Data-Driven Hardware-in-the-Loop Plant Modeling for Self-Driving Vehicles

Abstract

In this paper, we present data-driven hardware-in-the-loop (HIL) plant models of different subsystems of a self-driving vehicle. Despite numerous concerns, the automotive industry is still investing remarkable resources into the production of self-driving vehicles. Among the challenges in the development process of such vehicles are the validation and testing process of various subsystems. Here we provide data-driven models of different subsystems so that the automotive industry can validate and test autonomous vehicles without the need of a physical vehicle, which would reduce the considerable amount of cost to the automotive industry.

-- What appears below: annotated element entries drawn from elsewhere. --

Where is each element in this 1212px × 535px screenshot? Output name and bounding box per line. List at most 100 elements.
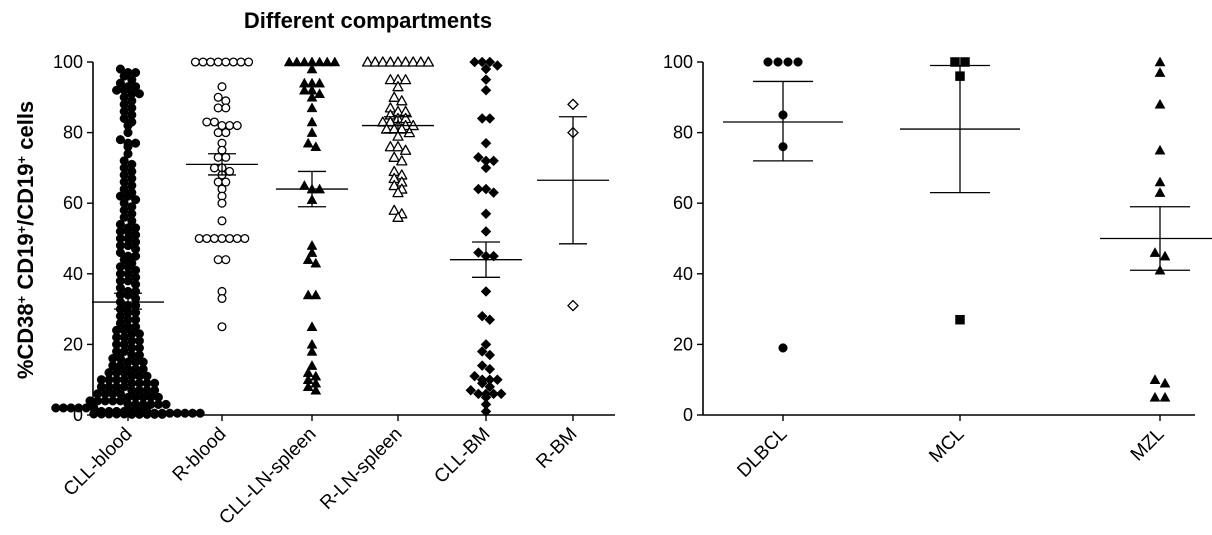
data-point	[202, 233, 212, 244]
data-point	[119, 382, 129, 392]
data-point	[392, 141, 404, 152]
data-point	[793, 57, 803, 67]
data-point	[388, 151, 400, 162]
data-point	[476, 113, 488, 124]
data-point	[388, 204, 400, 215]
data-point	[392, 211, 404, 222]
data-point	[488, 388, 499, 400]
y-label-sup: +	[14, 295, 29, 303]
y-label-part: CD19	[13, 233, 38, 295]
data-point	[302, 381, 314, 392]
data-point	[476, 56, 488, 68]
data-point	[161, 399, 171, 409]
data-point	[473, 388, 484, 400]
data-point	[473, 183, 484, 195]
data-point	[321, 56, 333, 67]
data-point	[213, 128, 223, 138]
data-point	[221, 103, 231, 113]
data-point	[484, 113, 496, 124]
data-point	[221, 255, 231, 265]
data-point	[119, 212, 129, 222]
data-point	[388, 91, 400, 102]
data-point	[314, 56, 325, 67]
category-label: R-LN-spleen	[316, 424, 406, 514]
data-point	[115, 135, 125, 145]
data-point	[96, 409, 106, 419]
data-point	[399, 56, 412, 67]
data-point	[396, 95, 408, 106]
data-point	[950, 57, 960, 67]
left-panel: 0 20 40 60 80 100 CLL-blood R-bloodCLL-LN-splee…	[51, 52, 615, 529]
data-point	[213, 92, 223, 102]
data-point	[469, 370, 480, 382]
data-point	[104, 409, 114, 419]
data-point	[476, 360, 488, 371]
data-point	[150, 409, 160, 419]
y-tick-label: 80	[63, 123, 83, 143]
data-point	[299, 84, 310, 95]
data-point	[131, 195, 141, 205]
data-point	[302, 289, 314, 300]
data-point	[217, 82, 227, 92]
data-point	[306, 346, 318, 356]
data-point	[138, 364, 148, 374]
data-point	[115, 318, 125, 328]
data-point	[225, 233, 235, 244]
data-point	[567, 98, 579, 111]
data-point	[488, 250, 499, 262]
y-tick-label: 60	[63, 193, 83, 213]
data-point	[142, 409, 152, 419]
data-point	[115, 248, 125, 258]
category-label: R-blood	[169, 424, 231, 486]
data-point	[291, 56, 303, 67]
chart-title: Different compartments	[244, 8, 492, 33]
data-point	[58, 403, 68, 413]
data-point	[1159, 250, 1171, 261]
data-point	[495, 388, 507, 400]
data-point	[115, 78, 125, 88]
data-point	[476, 346, 488, 357]
data-point	[306, 360, 318, 370]
data-point	[484, 314, 496, 326]
data-point	[153, 399, 163, 409]
data-point	[1149, 247, 1161, 257]
y-label-sup: +	[14, 225, 29, 233]
data-point	[131, 138, 141, 148]
data-point	[221, 177, 231, 187]
data-point	[396, 155, 408, 166]
category-label: CLL-BM	[430, 424, 494, 488]
data-point	[392, 130, 404, 141]
data-point	[422, 56, 435, 67]
data-point	[228, 57, 238, 67]
data-point	[100, 396, 110, 406]
data-point	[480, 339, 492, 350]
data-point	[480, 183, 492, 195]
data-point	[123, 191, 133, 201]
data-point	[213, 255, 223, 265]
category-label: R-BM	[532, 424, 581, 473]
data-point	[306, 102, 318, 113]
data-point	[213, 152, 223, 162]
data-point	[134, 409, 144, 419]
y-tick-label: 20	[673, 334, 693, 354]
data-point	[473, 151, 484, 163]
data-point	[123, 149, 133, 159]
data-point	[388, 179, 400, 191]
data-point	[310, 289, 322, 300]
data-point	[1154, 145, 1166, 155]
data-point	[567, 299, 579, 312]
data-point	[480, 162, 492, 174]
data-point	[484, 349, 496, 361]
data-point	[476, 377, 488, 389]
data-point	[773, 57, 783, 67]
data-point	[306, 92, 318, 102]
data-point	[480, 286, 492, 297]
data-point	[484, 56, 496, 68]
data-point	[115, 361, 125, 371]
data-point	[112, 85, 122, 95]
y-tick-label: 60	[673, 193, 693, 213]
data-point	[369, 56, 381, 67]
data-point	[74, 403, 84, 413]
data-point	[127, 75, 137, 85]
data-point	[310, 257, 322, 268]
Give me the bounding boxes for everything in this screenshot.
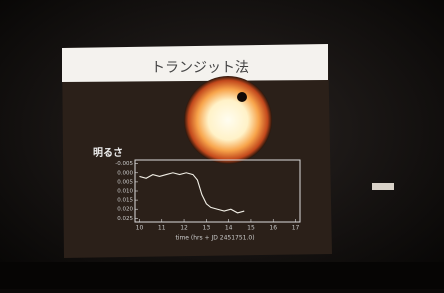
x-axis-label: time (hrs + JD 2451751.0) [175, 235, 254, 242]
photo: トランジット法 明るさ time (hrs + JD 2451751.0) -0… [0, 0, 444, 289]
y-tick-label: 0.000 [117, 170, 133, 176]
light [372, 183, 394, 190]
y-tick-label: 0.025 [117, 216, 133, 222]
x-tick-label: 11 [158, 225, 166, 232]
page: トランジット法 明るさ time (hrs + JD 2451751.0) -0… [0, 0, 444, 289]
y-tick-label: 0.020 [117, 207, 133, 213]
x-tick-label: 14 [225, 225, 233, 232]
y-tick-label: 0.005 [117, 179, 133, 185]
slide-title: トランジット法 [151, 60, 249, 76]
audience [0, 262, 444, 289]
y-tick-label: 0.010 [117, 189, 133, 195]
planet [237, 92, 247, 102]
x-tick-label: 17 [292, 225, 300, 232]
brightness-label: 明るさ [93, 147, 123, 159]
y-tick-label: 0.015 [117, 198, 133, 204]
x-tick-label: 15 [247, 225, 255, 232]
y-tick-label: -0.005 [115, 161, 133, 167]
x-tick-label: 16 [269, 225, 277, 232]
x-tick-label: 10 [136, 225, 144, 232]
star [184, 76, 272, 164]
x-tick-label: 12 [180, 225, 188, 232]
x-tick-label: 13 [203, 225, 211, 232]
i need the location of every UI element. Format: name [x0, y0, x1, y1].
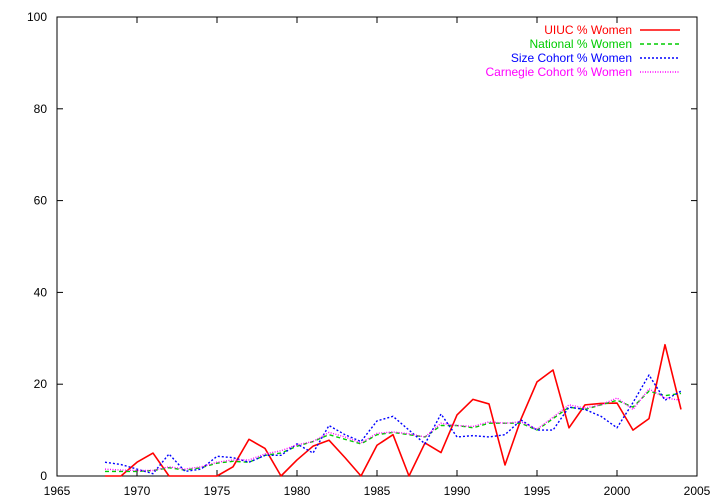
- series-line-4: [104, 388, 682, 472]
- series-line-1: [105, 343, 682, 477]
- plot-frame: [56, 16, 698, 477]
- x-tick-label: 1975: [204, 484, 231, 498]
- axis-ticks: 1965 1970 1975 1980 1985 1990 1995 2000 2005 0 20 4…: [27, 10, 711, 498]
- series-line-2: [105, 390, 682, 473]
- x-tick-label: 2000: [604, 484, 631, 498]
- series-lines: [104, 343, 682, 477]
- x-tick-label: 1965: [44, 484, 71, 498]
- legend-label: Size Cohort % Women: [511, 51, 632, 65]
- series-line-3: [104, 374, 682, 475]
- legend-label: Carnegie Cohort % Women: [485, 65, 632, 79]
- y-tick-label: 20: [34, 377, 48, 391]
- x-tick-label: 2005: [684, 484, 711, 498]
- legend-label: UIUC % Women: [544, 23, 632, 37]
- x-tick-label: 1970: [124, 484, 151, 498]
- y-tick-label: 40: [34, 285, 48, 299]
- y-tick-label: 100: [27, 10, 47, 24]
- legend-label: National % Women: [530, 37, 633, 51]
- x-tick-label: 1995: [524, 484, 551, 498]
- x-tick-label: 1990: [444, 484, 471, 498]
- y-tick-label: 80: [34, 102, 48, 116]
- x-tick-label: 1980: [284, 484, 311, 498]
- y-tick-label: 0: [40, 469, 47, 483]
- y-tick-label: 60: [34, 194, 48, 208]
- x-tick-label: 1985: [364, 484, 391, 498]
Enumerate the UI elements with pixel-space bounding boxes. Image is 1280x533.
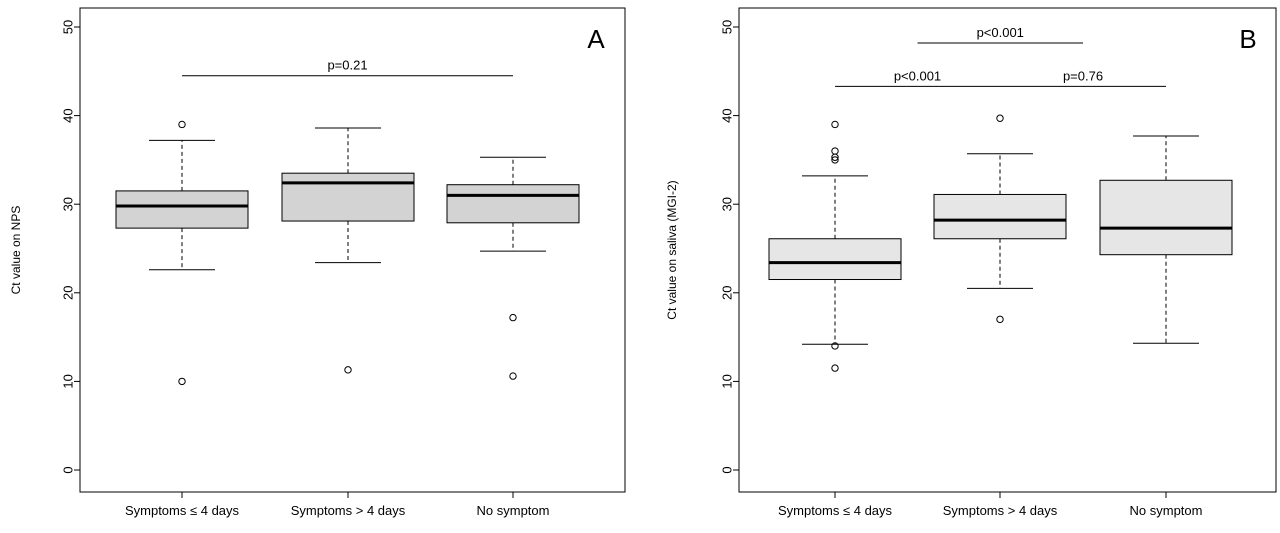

The vehicle subsystems considered in this work include the steering, acceleration, brake, shift, speed, and speed control subsystems. Each of these subsystems is either a multi-input single output or single-input single output system. A Lexus RX450H self-driving vehicle is employed to collect raw data (inputs and outputs data for different subsystems) offline. We used the deep learning toolbox available in the commercial software package, MATLAB/SIMULINK, for modeling each of these systems. The contribution of this paper is twofold. First, collecting real time raw data from a physical Lexus RX450H vehicle and using it to develop machine learning models to represent the vehicle subsystems. Second, subsystem models created using machine learning tools for the Lexus vehicle are tested using Hardware-in-the-Loop. Therefore, the results of such modeling could be used for validation and testing without the need for a physical self-driving vehicle. The proposed modeling results could be useful for reducing the cost of the vehicle development process, since a physical vehicle is not required for validation and testing.